Mistress Sweetiman sacudió la cabeza.

—Fue un triste suceso... mucho.

—¿Supongo que la conocería usted bien?

—¡Oh, sí! Tan bien como cualquiera de Broadhinny seguramente. Siempre me saludaba cuando entraba aquí a comprar alguna cosita. Sí; fue una tragedia terrible. Y aún no se ha visto el fin, según he oído decir a la gente.

—Se tienen dudas en ciertos círculos de la culpabilidad de James Bentley.

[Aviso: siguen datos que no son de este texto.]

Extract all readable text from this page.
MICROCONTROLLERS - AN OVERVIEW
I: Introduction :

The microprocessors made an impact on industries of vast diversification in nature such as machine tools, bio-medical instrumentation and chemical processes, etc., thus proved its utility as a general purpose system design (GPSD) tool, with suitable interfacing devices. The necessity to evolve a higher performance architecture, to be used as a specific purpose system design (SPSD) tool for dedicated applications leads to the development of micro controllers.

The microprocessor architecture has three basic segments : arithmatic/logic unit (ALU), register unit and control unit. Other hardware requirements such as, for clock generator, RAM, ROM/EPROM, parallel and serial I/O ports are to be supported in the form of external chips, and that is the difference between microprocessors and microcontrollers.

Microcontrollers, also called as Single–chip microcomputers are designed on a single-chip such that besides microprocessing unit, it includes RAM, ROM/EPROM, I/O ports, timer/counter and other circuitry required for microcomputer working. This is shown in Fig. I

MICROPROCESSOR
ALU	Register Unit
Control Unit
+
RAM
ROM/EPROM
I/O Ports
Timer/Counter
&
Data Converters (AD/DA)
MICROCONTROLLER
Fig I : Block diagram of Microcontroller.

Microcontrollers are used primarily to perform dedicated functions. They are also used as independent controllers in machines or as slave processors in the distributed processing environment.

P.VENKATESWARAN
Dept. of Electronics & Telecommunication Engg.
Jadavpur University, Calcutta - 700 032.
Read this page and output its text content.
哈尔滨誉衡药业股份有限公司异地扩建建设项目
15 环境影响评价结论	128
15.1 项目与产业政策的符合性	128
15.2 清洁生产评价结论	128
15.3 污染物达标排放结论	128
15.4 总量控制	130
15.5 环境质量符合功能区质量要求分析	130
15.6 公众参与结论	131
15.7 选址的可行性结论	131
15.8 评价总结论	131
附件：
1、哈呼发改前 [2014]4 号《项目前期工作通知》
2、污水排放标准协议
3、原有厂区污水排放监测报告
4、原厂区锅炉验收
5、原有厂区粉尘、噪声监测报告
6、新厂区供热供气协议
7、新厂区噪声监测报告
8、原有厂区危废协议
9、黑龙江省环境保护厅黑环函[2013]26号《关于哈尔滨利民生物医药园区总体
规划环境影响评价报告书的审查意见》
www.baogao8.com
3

—No sería la primera vez que se equivocara la Policía de hombre... aunque yo no diría que hubiese sucedido en este caso. Y no es que en realidad le creyera yo capaz de acto semejante. Un hombre tímido y torpe, pero no peligroso... o al menos no se le tenía por tal. Pero, después de todo, nunca se sabe, ¿verdad?

Poirot se decidió a pedir papel de escribir.

—Claro que sí, caballero. Cruce al otro lado, ¿quiere?

Mistress Sweetiman se apresuró a ocupar su sitio detrás del mostrador del lado izquierdo.

—Lo que resulta difícil de imaginar es quién puede haber sido el asesino, de no serlo mister Bentley —observó al ponerse de puntillas para alcanzar papel y sobres, que estaban en la estantería de arriba—. Sí que vemos por aquí a veces vagabundos mal encarados y es posible que uno de ellos viera abierta una ventana de la planta baja y saltara por ella. Pero no hubiera dejado el dinero atrás, ¿no le parece? No después de haber asesinado para apoderarse de él. Y lo tenía en billetes que no estaban señalados. Aquí tiene, caballero. Un buen papel y sobres que hacen juego.